A renúncia a direitos pode se dar por ato voluntário, mas também pelo próprio desconhecimento do leigo, que ao postular, invoca, por exemplo, menos do que a lei lhe assegura.
No cenário processual, a advocacia aparece como atividade indispensável à administração da Justiça, a quem compete postular e orientar tecnicamente as pessoas físicas e jurídicas que recorrem ao Poder Judiciário. É interessante observar que desde a República Romana, os cidadãos já se davam conta de que postular acompanhados de advogados, lhes permitia uma defesa mais eficiente do direito que buscavam ser tutelado.
Conciliar envolve sempre concessão. Concessão envolve renúncia e renúncia deve ser sopesada e conhecida previamente, porquanto, ao ser feita perante o Judiciário torna-se imutável e irretratável. O mediador, o conciliador e o próprio julgador, por ocuparem posição equidistante em relação às partes, não podem aconselhar sobre as consequências do ato conciliatório, não podem dizer que direitos estão sendo renunciados. Suas tarefas são de aproximação e de promoção da convergência. Quem pode orientar as partes, é apenas o advogado.
O CNJ produziu, no julgamento do pedido de providência 0004837-35.2017.2.00.0000, uma decisão por maioria de votos, entendendo dispensável a presença da advocacia nos CEJUSCS. A OAB, por sua vez, luta pela aprovação do PL 5.511/16, que estabelece a indispensabilidade da advocacia nos CEJUSCS.
Esse projeto já foi aprovado na Câmara e aguarda deliberação no Senado.
Não se pode pensar Justiça, sem advogados, porque foi a Constituição Federal que estabeleceu no artigo 133, a sua indispensabilidade à administração da Justiça. E, repete-se, a Carta Magna garante até mesmo aos carentes a assistência judiciária por defensores e advogados. Ter advogado é um direito do cidadão.

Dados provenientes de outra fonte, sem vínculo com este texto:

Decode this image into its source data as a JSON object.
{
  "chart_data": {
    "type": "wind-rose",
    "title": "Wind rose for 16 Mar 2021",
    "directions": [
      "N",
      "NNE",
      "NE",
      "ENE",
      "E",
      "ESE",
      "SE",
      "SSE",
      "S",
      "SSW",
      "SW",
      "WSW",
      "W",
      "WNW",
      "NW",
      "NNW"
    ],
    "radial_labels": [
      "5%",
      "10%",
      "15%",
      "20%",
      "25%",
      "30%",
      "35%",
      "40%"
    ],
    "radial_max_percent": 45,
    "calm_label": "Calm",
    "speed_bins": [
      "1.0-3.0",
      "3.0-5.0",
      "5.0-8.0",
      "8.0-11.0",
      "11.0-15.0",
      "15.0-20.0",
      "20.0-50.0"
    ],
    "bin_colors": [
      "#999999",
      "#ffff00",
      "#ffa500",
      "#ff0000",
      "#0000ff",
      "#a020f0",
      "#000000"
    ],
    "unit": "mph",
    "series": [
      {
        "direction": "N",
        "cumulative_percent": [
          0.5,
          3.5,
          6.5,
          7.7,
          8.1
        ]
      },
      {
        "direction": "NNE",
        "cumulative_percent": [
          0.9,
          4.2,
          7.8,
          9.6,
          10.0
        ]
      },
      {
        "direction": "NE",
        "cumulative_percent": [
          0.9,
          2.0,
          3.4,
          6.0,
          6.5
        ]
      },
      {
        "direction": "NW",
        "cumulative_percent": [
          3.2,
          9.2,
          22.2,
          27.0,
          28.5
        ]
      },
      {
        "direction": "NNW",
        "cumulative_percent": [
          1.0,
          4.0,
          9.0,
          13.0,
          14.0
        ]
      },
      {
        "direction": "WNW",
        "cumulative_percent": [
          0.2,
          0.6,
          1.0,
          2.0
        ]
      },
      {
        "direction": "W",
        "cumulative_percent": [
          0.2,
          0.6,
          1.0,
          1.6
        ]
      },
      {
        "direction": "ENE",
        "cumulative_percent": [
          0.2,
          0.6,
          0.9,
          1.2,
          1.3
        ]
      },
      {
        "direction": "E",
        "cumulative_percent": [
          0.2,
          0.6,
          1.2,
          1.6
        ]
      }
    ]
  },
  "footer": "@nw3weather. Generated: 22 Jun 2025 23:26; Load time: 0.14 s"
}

Conciliar mal, sem esclarecimento suficiente, pode ser fonte de mais discórdias, que surgirão futuramente, pois o conflito não se resolve no papel, mas sim na percepção e certeza pelas partes de que a solução encontrada lhes atende. Quem descobre, depois, por falta de orientação que uma solução consensual foi lesiva, certamente sentir-se-á injustiçado e, então, a almejada pacificação do conflito não terá ocorrido.